Director's Letter Fall 2014

One of the common criticisms directed at many art museums is that their holdings are gender imbalanced. The artists collaborative known as the Guerilla Girls has made this one of its central concerns, citing the fact that only 4% of the artists on display at the Museum of Modern Art are women, while pointing out that many of New York’s most eminent galleries have rarely shown the work of women artists or artists of color. Often with great wit, they remind us of the slow-to-change values of both large cultural institutions and the marketplace. For example, a work from 1989 notes that among the advantages of being a woman artist are “Working without the pressure of success” and “Knowing your career might pick up after you’re eighty.”

The current exhibition Lee Bontecou: Drawn Worlds seems in some respects to confirm this observation. Born in 1931 (and thus now in her eighties), Bontecou was emerging as one of the most important artists of the 1950s and 1960s when she left New York and gave up being exhibited at Leo Castelli’s gallery, motivated at least in part by a growing distaste for the boys’ club of the New York art world. She moved to rural Pennsylvania and devoted herself to creating works of art that have been aptly described as “fierce.” After decades of obscurity she was brought back into the spotlight with a major retrospective organized in 2003. Seen alongside Rothko to Richter: Mark-Making in Abstract Painting from the Collection of Preston H. Haskell, Bontecou’s drawings are clear evidence of her power as an artist—and of the hard-won freedom she found for herself, even at the cost of commercial success. The artists included in Rothko to Richter show something of the gender imbalance identified by the Guerrilla Girls: only two are women—Helen Frankenthaler and Joan Mitchell—a reflection of the male-dominated New York School of the 1950s and 1960s.

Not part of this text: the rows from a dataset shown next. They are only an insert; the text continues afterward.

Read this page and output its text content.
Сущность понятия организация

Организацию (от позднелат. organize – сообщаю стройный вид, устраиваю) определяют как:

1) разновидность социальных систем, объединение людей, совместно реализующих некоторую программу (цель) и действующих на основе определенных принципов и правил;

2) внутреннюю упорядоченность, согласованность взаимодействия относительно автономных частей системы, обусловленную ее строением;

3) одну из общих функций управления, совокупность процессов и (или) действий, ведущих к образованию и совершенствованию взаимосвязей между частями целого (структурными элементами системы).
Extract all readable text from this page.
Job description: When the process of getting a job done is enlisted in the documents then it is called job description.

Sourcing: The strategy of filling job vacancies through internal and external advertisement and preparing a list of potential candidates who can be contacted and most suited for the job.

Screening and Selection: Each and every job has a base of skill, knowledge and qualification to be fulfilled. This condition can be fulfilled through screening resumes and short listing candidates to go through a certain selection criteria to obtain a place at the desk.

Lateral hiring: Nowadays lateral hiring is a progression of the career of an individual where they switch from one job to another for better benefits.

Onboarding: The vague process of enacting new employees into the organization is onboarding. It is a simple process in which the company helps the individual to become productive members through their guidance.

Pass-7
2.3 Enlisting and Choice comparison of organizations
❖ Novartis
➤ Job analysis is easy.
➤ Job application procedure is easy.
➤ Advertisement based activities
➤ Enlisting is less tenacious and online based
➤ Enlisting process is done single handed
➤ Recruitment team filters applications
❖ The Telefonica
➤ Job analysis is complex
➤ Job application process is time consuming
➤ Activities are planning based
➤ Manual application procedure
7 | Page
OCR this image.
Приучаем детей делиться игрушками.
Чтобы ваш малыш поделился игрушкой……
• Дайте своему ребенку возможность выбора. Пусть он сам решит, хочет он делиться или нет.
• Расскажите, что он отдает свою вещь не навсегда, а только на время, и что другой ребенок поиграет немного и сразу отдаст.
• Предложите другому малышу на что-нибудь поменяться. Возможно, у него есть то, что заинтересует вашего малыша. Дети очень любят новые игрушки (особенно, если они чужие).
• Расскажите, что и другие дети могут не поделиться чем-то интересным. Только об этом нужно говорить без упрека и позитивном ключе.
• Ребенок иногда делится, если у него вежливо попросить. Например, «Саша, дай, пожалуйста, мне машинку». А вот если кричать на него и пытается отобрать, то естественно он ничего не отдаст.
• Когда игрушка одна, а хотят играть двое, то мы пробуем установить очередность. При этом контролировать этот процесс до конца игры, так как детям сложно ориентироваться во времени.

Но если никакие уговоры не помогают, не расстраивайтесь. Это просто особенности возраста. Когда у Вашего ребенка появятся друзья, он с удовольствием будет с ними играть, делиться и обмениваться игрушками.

What I’ll refer to here as the 4% rule is hard to break for an encyclopedic art museum like the Princeton University Art Museum or the Metropolitan Museum of Art (where the rule is evidently 3%). The historical record is simply too dominated by the work of men for this imbalance to be remedied—but the voices and talents of women can be made present. When we sought to add a so-called Grand Manner portrait to our collections a few years ago, we were thrilled to be able to do so with a work by the eighteenth-century artist Angelica Kauffmann. The fact that our acquisition is probably her masterpiece in portraiture made the decision a fairly simple one—but we could just as easily never have even had the opportunity. With so few women of the age able to work as professional artists—Kauffmann and her French peer Élisabeth Vigée Le Brun are the first two to come to mind—such works rarely come onto the market. In the modern and contemporary arena there are far more opportunities, but it is still shocking to discover how poorly represented women artists of the twentieth and twenty-first centuries have been in our holdings—until recently. Kelly Baum, the Museum’s Haskell Curator of Modern and Contemporary Art, has made it among her highest priorities to ensure that women have a prominent place in our collections. Given that the work of women artists remains generally undervalued relative to the work of their male peers, we have been able to make a number of significant purchases—focusing on work by women who only now are being taken up by the market, before their rising prices put them out of reach. Thus in 2011, we purchased two important works by Hannah Wilke (1940–993), an artist who gained notoriety in the 1960s with her terracotta sculptures that have clear relationships with the women’s liberation movement of the time. More recently, we acquired major works by Michelle Stuart (born 1938), Lynda Benglis (born 1941), and Jennifer Bartlett (born 1941), assuring that pivotal works from an essential generation of women artists will be available to our students.

Every so often we can amend the more distant historical record a bit, too. Two years ago a family of Princeton collectors donated three paintings by the German Expressionist painter Gabriele Münter (1877–962). Often better known for her friendships with male artists than for her own achievement, Münter was at the forefront of the avant-garde in Munich, cofounding the Blaue Reiter (Blue Rider) group in 1911 with Franz Marc and Wassily Kandinsky. Thanks to this and earlier gifts from the same family, we now have one of the most extensive collections of Münter’s work of any U.S. museum. Seen in our galleries in the company of another recent acquisition—the complete works of the Guerrilla Girls, 1985 to 2012—such works tell at least part of a story that must be told.